Abortion proponent Jeannie wrote a fascinating piece at Abortion Witness this week. The title, “Talking about the Babies: Saying ‘Things We Cannot Say.'” An excerpt:

This past year, when the reports emerged of the conditions in the Philadelphia abortion clinic run by Dr. Kermit Gosnell, pro-choice activists tended to focus on Gosnell’s record….

At one point in an on-line discussion among pro-choice activists and abortion providers, one of our colleagues asked us to consider why we were not discussing the babies. In addition to the women, several infants were born alive in Gosnell’s clinic when their mothers’ abortions did not go as planned and then were killed. In at least one case, one of Gosnell’s employees reports, a baby born during an abortion-procedure-gone-wrong lay on a counter moving and breathing for almost 20 minutes before someone severed its spine and killed it. Why, our activist friend asked us, weren’t we talking about the dead babies?

The short answer is that it is hard for abortion providers and activists to talk about babies in the context of abortion. We all know that an unborn child dies in each abortion. And the majority of abortion care workers accept responsibility for our roles in these deaths. We have, for various reasons, determined for ourselves that having a part in these deaths is an important—and ethical—thing for us to do. At the same time, we realize that while our work brings us in direct contact with death on a regular basis, the majority of people (even those who identify as “pro-choice”) are uncomfortable talking about death. Add to this the way abortion-rights opponents have long invoked death to condemn abortion, and you have a perfect recipe for silencing people….

Women have always known that pregnancy means a baby and abortion means the baby will die. When women care enough about the lives of their children—born and unborn—and about their own lives to make that decision, we owe them the respect and support that honesty conveys.

I’m not sure all aborting mothers know they are killing a baby. Abortion proponents have put so much misinformation out there.

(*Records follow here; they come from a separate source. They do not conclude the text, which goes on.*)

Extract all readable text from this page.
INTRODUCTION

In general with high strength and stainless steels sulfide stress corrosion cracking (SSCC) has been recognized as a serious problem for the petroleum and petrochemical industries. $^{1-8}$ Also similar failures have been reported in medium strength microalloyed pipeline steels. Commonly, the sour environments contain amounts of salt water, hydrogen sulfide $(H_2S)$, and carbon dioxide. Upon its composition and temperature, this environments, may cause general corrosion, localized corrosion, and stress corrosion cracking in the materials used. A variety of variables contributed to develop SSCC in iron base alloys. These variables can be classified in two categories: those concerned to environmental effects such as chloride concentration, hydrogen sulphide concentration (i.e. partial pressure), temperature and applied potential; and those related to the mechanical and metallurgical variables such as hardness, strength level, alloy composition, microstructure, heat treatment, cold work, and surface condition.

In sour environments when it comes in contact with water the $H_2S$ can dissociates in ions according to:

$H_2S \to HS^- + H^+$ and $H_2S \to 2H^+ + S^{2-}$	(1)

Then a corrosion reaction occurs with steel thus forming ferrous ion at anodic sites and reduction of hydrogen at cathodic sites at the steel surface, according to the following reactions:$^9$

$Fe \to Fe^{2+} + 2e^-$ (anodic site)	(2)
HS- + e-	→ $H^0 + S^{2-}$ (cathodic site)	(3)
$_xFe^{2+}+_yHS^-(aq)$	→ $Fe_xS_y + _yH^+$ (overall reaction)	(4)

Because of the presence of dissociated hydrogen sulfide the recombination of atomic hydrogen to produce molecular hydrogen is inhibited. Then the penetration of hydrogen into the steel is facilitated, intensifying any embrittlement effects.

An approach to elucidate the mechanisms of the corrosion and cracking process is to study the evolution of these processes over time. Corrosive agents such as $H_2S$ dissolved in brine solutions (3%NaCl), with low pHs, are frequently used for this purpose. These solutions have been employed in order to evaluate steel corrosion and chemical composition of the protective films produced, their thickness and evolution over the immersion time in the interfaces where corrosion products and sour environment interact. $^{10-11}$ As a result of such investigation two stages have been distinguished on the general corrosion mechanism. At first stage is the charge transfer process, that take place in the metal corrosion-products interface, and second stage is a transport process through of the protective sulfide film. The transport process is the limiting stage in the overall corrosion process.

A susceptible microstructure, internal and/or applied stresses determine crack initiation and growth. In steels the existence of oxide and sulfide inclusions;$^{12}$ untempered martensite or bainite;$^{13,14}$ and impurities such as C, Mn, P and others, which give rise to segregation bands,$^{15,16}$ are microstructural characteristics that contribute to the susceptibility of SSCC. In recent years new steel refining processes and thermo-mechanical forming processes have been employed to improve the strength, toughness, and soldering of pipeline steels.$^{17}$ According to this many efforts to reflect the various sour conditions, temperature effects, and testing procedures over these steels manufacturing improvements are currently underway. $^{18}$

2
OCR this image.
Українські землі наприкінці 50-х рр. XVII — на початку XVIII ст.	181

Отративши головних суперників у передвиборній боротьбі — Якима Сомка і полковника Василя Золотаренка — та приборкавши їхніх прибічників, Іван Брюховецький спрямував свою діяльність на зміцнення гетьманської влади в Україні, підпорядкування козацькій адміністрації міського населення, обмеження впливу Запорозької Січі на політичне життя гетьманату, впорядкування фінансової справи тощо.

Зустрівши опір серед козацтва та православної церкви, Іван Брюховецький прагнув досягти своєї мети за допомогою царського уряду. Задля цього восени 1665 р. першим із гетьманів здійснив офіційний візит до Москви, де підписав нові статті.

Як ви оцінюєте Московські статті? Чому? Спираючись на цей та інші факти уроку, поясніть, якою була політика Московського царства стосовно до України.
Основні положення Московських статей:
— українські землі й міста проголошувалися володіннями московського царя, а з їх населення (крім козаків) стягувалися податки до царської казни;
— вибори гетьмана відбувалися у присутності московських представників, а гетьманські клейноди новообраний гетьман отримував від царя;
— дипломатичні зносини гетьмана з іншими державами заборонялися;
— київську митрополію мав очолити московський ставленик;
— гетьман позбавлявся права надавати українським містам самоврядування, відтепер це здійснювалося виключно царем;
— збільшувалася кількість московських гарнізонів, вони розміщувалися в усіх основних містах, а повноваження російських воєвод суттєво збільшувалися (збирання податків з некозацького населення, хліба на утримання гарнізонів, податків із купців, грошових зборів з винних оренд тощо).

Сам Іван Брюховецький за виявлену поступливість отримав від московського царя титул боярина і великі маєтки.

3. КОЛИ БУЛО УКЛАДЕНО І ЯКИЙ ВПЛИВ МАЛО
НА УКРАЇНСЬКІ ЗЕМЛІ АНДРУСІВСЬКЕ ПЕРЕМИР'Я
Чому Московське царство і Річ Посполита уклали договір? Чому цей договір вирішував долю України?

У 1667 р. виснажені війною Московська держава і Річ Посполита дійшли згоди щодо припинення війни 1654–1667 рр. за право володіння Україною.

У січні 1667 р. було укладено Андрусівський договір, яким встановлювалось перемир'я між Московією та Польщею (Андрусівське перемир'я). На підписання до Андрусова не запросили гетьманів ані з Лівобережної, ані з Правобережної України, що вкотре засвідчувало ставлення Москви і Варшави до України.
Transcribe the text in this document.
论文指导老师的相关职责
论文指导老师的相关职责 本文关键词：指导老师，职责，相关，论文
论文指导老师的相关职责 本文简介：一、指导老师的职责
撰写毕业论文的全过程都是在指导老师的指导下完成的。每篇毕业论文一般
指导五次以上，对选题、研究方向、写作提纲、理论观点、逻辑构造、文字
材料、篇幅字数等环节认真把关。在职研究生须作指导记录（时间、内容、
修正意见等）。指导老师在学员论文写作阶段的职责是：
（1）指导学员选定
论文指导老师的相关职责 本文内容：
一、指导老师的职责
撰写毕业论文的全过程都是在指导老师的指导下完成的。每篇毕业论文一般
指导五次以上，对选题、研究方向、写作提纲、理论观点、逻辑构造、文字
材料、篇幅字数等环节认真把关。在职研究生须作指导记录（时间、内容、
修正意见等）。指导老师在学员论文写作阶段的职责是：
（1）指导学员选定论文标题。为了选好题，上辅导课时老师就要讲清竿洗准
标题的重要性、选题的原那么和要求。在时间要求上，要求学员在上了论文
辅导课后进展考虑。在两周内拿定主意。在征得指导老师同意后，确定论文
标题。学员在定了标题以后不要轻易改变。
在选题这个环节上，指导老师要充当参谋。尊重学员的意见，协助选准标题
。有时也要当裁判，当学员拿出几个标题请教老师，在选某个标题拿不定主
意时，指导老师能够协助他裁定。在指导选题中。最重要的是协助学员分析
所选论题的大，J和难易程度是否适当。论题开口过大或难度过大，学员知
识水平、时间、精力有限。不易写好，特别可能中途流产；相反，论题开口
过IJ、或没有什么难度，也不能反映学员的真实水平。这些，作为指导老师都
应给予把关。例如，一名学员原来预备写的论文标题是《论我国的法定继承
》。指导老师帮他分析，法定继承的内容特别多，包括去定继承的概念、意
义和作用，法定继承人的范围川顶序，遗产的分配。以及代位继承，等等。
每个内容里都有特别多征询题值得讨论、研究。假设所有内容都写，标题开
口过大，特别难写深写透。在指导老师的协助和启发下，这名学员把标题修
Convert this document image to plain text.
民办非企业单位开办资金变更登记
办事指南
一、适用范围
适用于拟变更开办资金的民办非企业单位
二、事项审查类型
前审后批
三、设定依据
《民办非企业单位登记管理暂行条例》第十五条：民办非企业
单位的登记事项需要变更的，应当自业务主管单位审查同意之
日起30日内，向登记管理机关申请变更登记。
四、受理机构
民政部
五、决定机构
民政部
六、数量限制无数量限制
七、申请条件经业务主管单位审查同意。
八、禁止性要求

But at any rate, if  in a clinic setting abortion staff and doctors agree with abortion-minded mothers who do confess aloud they think they are killing their baby, will this negatively impact the abortion rate? Will mothers walk out? Or will they just talk things through, continuing to justify what they’re doing, and carry on with the abortion? Here’s how Jeannie wrote she would respond in such an instance:

“OK. Let’s talk about how you are going to cope with knowing that you have killed your baby. What do you believe happens to us when we die?” From this point, the woman and I could have an honest conversation about how she understood her abortion decision within the context of her own life circumstances, beliefs, and ethics.

If abortion workers acknowledge the elephant in the room, will doing so diminish its signficance?